If you’ve been reading my work for any length of time you may know how I love to mine real life for gems that can help others (and myself) wake up to their authentic self. Yoga class is a particularly rich place for learnings and this week’s class gave me some (w)holy words that I’d like to share.
Let me start on the mat…
It’s Sunday morning and yoga class is packed. Everyone is seated on their mats and as the class begins, our teacher says we’re going to do something different today. Instead of going through the class pose to pose like most yoga classes, we’re going to start with the first pose and keep doing it (over and over) until everyone becomes comfortable with it. Then, we will move on.
When we’re learning, we typically move from topic to topic, skill set to skill set. Just like in high school moving subject class to subject class, we tend to do the same thing when we’re learning to be more authentic. We have a list of exercises or meditations or books, and we move from one to the other.
In my authenticity practice, my list might look like this: meditate and journal in the early a.m., spend time in creativity, maintain boundaries kindly, work on my book (for me, this is an exercise in using my authentic voice), go to Pilates or yoga.
Working your list isn’t a bad way to learn.
It’s one way.
Another way to learn
It’s a very Eastern approach to practice a basic skill over and over in order to gain mastery. I saw this when my son studied Tae Kwon Do as a young boy when the black belts practiced basic movements right alongside the white-belted newbies, with the Buddhist monks and nuns I’ve met, and Sunday in my yoga class. Even an expert will continue to study and practice a basic skill over and over. The premise is that there is always more to learn as we continue toward mastery.

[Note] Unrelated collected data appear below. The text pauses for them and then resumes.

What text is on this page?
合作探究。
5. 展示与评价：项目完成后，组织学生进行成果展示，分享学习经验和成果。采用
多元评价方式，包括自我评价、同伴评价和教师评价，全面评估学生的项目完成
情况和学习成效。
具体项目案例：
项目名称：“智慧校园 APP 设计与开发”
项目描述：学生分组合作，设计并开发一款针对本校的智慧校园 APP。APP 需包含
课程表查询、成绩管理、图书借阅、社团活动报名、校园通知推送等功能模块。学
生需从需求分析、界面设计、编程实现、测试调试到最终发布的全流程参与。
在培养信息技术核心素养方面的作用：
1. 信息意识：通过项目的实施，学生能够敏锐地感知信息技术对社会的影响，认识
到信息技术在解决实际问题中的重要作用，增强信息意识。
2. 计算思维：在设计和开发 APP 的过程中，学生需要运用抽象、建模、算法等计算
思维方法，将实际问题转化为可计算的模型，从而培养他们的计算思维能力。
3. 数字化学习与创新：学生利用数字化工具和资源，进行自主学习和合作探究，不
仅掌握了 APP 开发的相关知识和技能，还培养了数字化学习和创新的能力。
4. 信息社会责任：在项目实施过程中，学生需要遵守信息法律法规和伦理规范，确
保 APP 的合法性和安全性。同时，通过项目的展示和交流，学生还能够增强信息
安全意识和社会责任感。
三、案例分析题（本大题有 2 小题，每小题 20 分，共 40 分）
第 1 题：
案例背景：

Pablo Casals the brilliant cellist said it well when someone asked him why he continued to practice into his 80s and 90s: “I think I’m making progress.
I think I see some improvement.”
Taking time to explore all the nuances of a learning while focusing on it exclusively helps us to gain mastery of that skill.
Mastery requires time, attention and discipline. With mastery, a skill becomes embodied in our being.
Lessons from yoga class
Just as Surendran finished delivery of how our yoga class would unfold, in the quiet of my mind I groaned. I wanted my practice to run sleekly through the list of poses, so I could glide through the difficult ones and relax into the ones that I can do well. What if the first pose was something that I didn’t like? What if it wasn’t one of my best poses?
I laughed at myself (with loving awareness) as I realized that this was also a metaphor for learning to be really real.
There are things that come easy, while other learnings are more challenging.
We are works in progress.
The practice of becoming really real
A practice is training. There is no one right way and what works for some, may not work for another. However, if your practice isn’t moving you forward, your practice is not helpful.
You must find what works for you.
Sometimes, you need to dump your list and focus deeply on one learning until it becomes so comfortable for you, it becomes yours.
Like in my yoga class. (BTW, we did that first pose for 20 minutes of an hour-long class.)
A practice also involves discipline. Kind, compassionate discipline. Beating yourself (or anyone else) up isn’t discipline. It’s abuse. Be kind.
When it comes to the practice of moving more into your authentic self, it can be very challenging to learn a new skill or rid yourself of an outmoded belief. You can make a list of what you need to move closer to your really real and work that list. Or, you can pick one thing and focus on that so deeply that it becomes comfortable, yours. It’s your decision.
Coaching challenge: What skill or belief will you investigate, add or subtract to your life to move you more fully in the direction of your authentic self? Begin today.